There is an important lesson to be learned from this: it is not enough to just read or memorize something. We have to learn from what we study and change our thinking and behavior accordingly.

I find myself learning new things frequently in my daily life. I watch TV programs about cooking and learn new methods or discover that something I have been doing was incorrect all the time.

I read articles and books about teaching and adjust my classes accordingly. Simply by talking to other people, most often my students, I learn something new about the world around me and I have to adjust my behavior.

When I was a child, most people were unaware of the dangers of smoking. Indeed, my parents both smoked. They smoked quite a bit, actually.

This was a long time ago, though, about 40 years, and people did not really know about the dangers of smoking. All of my aunts and uncles smoked. No one thought anything of it.

But as the years went by, more and more research showed that smoking was extremely harmful to one’s health. Not only that, experts discovered that smoking was extremely addictive.

Once you were hooked, it was very difficult to stop.

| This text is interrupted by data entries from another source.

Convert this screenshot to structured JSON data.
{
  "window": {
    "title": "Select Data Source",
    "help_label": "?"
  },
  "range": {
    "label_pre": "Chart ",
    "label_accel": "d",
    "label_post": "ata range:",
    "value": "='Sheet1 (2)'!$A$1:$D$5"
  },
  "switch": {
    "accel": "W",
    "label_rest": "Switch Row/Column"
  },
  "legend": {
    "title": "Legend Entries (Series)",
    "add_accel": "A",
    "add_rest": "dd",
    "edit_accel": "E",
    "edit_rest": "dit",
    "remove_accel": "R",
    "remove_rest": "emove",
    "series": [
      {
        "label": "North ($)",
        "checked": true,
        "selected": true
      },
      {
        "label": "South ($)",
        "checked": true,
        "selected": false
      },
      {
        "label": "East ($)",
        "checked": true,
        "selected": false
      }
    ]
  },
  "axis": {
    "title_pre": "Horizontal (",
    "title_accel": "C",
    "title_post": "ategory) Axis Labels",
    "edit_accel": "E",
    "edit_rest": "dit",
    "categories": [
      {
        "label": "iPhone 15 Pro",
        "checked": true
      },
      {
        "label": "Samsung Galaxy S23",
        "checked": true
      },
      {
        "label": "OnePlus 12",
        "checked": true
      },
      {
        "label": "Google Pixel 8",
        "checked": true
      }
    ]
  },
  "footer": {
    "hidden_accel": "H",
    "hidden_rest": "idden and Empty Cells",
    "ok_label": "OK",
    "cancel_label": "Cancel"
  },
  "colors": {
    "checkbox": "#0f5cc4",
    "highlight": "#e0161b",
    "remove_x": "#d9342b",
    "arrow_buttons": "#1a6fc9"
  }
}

Oddly enough, even with this information, people still smoke. Every day more people start the habit and start that gamble with cancer and death. And that’s their choice.

If an adult freely chooses to begin smoking, that is his or her prerogative. We live in a free society, and should allow people to do as they please, no matter how stupid it may seem, so long as it does not interfere with or harm other people.

That is an important point. People who smoke can destroy themselves as they like.

But they really should not force other people to inhale secondhand smoke.

As I mentioned, my parents smoked, and beyond the unwitting damage they were causing themselves, they also smoked around my brothers and me.

Unfortunately, they had no idea of the danger that secondhand smoke could pose to us, their young children.

Were they purposefully trying to cause me harm? Of course not.

At that time no one knew the danger that secondhand smoke could cause: disease or even death. Secondhand smoke has been linked to cancer, respiratory infections and even heart attacks in non-smokers.

Now that we know this, my mother has stopped smoking and my father only smokes in places where he can avoid bothering other people.

And that is the beauty of modern society: We know that people get hooked on smoking, and we let them have that choice.

We know that secondhand smoke is dangerous, so to facilitate that problem, society has designated a number of areas for people to smoke.

The idea is that if you don’t want to smoke or breathe secondhand smoke, you simply have to avoid those smoking areas.

The problem is those people who decide that they can smoke anywhere they please. For some reason they feel it is their right to pollute and endanger other people.

They smoke in bathrooms or hallways, taking away non-smokers right to breathe clean air.

We have the information: Smoking and secondhand smoke is very dangerous.

Now all we have to do is get people to learn from this and change the way they behave. That is what intelligent humans do.

Many animals don’t learn; they simply act on impulse, fulfilling their instinctive wants, unaware of the impact of their behavior.

But humans learn, change and evolve.

*The writer teaches at the Department of English, University of Incheon.